Easy answer = money.
The "Fox News" answer = Ray and Paul Pierce are old and cannot play all these minutes.
The Truth = Danny Ainge made a HUGE error in judgement and got spooked by the trade deadline.
I am hoping this teams wakes up, but it really looks like the Perkins trade will go down as one of the worst trades in the history of Boston sports. Celtics gave up a championship to save a few $$$$. Sad.
Green and Krstic not doing as well as we thought they would sucks, but how does it mean Danny got "spooked" by the trade deadline? It was a good trade to me on paper, and for a while it looked to be working for a while. Then, both Green and Krstic simmered down.
Still, I do wonder if the Celtics are just coasting till next Sunday (when supposedly Game 1 for them is).
I don't buy that they're "coasting." This game basically decided homecourt if we match up against Miami in the playoffs. For all intents and purposes, it *was* a playoff game, or should have been viewed as such. Same as the Chicago game. I hope that I'm wrong, but I think the issues they're facing now are structural.
The only hope really is if Rondo starts playing out of his mind again, for all of his flaws when the kid's on we can beat anybody.
I've thought way too much about that [dang] trade. I'm not sure that Danny panicked. I think he talked himself into something he shouldn't have. I think he talked himself into Shaq and JO both likely being available for the playoffs, and that if so, Perk was somewhat expendable.
Now, even when we signed these guys over the summer, I think most of us were just hoping that ONE of the two would be healthy at any given time, so to me it's absolutely ridiculous that we would be trading the one guy who was most likely to be at least 85% - 90% by the playoffs. Perk did have his own injury issues, but he was playing and was always more likely to be available in May/June than either of The Brothers O'Neil.
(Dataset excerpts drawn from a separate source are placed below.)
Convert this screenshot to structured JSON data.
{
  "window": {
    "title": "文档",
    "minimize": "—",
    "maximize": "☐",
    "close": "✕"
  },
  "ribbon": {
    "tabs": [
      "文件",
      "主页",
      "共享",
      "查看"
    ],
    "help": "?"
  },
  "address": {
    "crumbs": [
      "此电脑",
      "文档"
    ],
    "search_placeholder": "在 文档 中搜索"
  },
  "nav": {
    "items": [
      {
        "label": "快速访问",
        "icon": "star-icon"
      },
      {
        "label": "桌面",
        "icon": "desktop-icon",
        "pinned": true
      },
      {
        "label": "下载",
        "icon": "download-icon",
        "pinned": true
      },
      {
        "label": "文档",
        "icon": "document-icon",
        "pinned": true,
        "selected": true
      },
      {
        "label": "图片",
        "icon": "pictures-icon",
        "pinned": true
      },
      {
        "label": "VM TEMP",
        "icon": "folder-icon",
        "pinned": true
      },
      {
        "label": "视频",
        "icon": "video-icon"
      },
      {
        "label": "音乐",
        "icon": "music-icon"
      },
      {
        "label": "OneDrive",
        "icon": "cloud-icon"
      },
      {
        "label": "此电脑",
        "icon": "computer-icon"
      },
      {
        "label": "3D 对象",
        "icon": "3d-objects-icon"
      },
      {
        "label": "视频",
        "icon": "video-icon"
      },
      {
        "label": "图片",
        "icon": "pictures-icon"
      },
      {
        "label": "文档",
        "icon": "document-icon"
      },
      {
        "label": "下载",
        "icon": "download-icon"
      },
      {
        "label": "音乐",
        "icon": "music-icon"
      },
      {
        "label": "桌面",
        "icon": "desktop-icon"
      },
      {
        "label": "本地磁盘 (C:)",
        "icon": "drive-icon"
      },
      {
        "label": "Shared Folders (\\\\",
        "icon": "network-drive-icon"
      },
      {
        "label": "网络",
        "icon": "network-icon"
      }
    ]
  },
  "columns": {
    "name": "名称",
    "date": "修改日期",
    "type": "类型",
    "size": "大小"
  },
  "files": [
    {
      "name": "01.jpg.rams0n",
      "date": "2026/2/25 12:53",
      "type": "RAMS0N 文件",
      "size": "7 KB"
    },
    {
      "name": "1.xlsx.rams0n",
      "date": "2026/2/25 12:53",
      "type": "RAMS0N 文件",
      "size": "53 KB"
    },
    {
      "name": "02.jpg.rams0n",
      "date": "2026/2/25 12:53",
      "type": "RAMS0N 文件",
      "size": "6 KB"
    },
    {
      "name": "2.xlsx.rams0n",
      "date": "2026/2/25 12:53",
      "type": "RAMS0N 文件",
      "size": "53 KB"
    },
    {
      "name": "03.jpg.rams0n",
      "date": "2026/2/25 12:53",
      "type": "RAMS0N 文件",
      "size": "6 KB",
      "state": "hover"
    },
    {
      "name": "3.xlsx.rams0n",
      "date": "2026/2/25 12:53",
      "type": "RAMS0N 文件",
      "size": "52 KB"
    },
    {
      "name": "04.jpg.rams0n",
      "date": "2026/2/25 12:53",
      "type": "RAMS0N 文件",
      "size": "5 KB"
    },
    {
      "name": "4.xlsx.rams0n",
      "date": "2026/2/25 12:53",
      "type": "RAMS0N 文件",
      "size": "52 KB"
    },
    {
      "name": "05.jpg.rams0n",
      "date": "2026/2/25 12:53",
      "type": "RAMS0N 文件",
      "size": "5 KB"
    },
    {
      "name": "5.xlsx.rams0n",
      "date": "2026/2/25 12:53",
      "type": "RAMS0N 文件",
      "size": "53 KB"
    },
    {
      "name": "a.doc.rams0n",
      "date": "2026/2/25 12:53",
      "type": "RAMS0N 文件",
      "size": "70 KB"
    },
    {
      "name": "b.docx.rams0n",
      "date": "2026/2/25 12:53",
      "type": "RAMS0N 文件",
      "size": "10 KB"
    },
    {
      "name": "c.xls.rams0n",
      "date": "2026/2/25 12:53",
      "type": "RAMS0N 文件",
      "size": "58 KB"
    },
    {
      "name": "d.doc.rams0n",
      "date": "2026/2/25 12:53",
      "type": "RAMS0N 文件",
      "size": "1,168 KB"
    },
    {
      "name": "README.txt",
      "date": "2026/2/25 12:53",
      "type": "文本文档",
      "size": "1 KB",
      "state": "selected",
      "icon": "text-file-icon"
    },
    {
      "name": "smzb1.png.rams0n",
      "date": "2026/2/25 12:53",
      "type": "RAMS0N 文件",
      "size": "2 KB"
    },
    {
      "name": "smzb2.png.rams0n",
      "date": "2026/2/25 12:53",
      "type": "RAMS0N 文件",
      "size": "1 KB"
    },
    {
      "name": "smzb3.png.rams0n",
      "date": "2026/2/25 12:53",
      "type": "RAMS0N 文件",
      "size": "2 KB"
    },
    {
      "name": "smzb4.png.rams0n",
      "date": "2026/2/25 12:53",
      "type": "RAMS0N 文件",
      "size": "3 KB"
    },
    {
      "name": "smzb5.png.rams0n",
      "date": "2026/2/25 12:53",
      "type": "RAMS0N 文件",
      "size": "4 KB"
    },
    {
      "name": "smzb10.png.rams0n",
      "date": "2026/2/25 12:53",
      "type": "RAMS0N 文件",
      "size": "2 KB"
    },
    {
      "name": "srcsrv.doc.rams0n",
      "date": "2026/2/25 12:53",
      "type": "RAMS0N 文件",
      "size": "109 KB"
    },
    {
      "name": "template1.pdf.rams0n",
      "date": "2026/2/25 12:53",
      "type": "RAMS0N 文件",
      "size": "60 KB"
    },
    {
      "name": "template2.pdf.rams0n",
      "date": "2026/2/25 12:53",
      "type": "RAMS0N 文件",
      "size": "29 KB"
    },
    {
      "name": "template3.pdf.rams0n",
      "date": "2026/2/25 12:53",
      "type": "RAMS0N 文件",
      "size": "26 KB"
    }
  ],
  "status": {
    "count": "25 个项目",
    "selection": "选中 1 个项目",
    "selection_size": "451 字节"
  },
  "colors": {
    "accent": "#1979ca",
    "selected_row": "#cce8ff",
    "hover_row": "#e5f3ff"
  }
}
Once Danny talked himself into the O'Neils being healthy, he saw Jeff Green as a young talent that could bridge the gap. He'd fill in the immediate need for a Pierce backup and be Pierce's long-term successor. I think he seriously overestimated Green's abilities; I mean, every NBA commentator was killing the trade at the time... and they've basically been proven right. Jeff Green could score mostly because he was on the floor a lot, but doesn't do much of anything exceptionally well and tends to disappear.
Still, Danny expected the O'Neils to be back (a horribly flawed assumption), and viewed the trade as a chance to REALLY make a splash for the future.
MUCH safer would have been to do what I think a lot of us wanted him to do at the time - a small deal for an Anthony Parker-type, maybe a Dahntay Jones, someone who could give us 10 or 15 decent minutes and not cost us any playoff-rotation players to acquire. Would have been a much lower risk acquisition.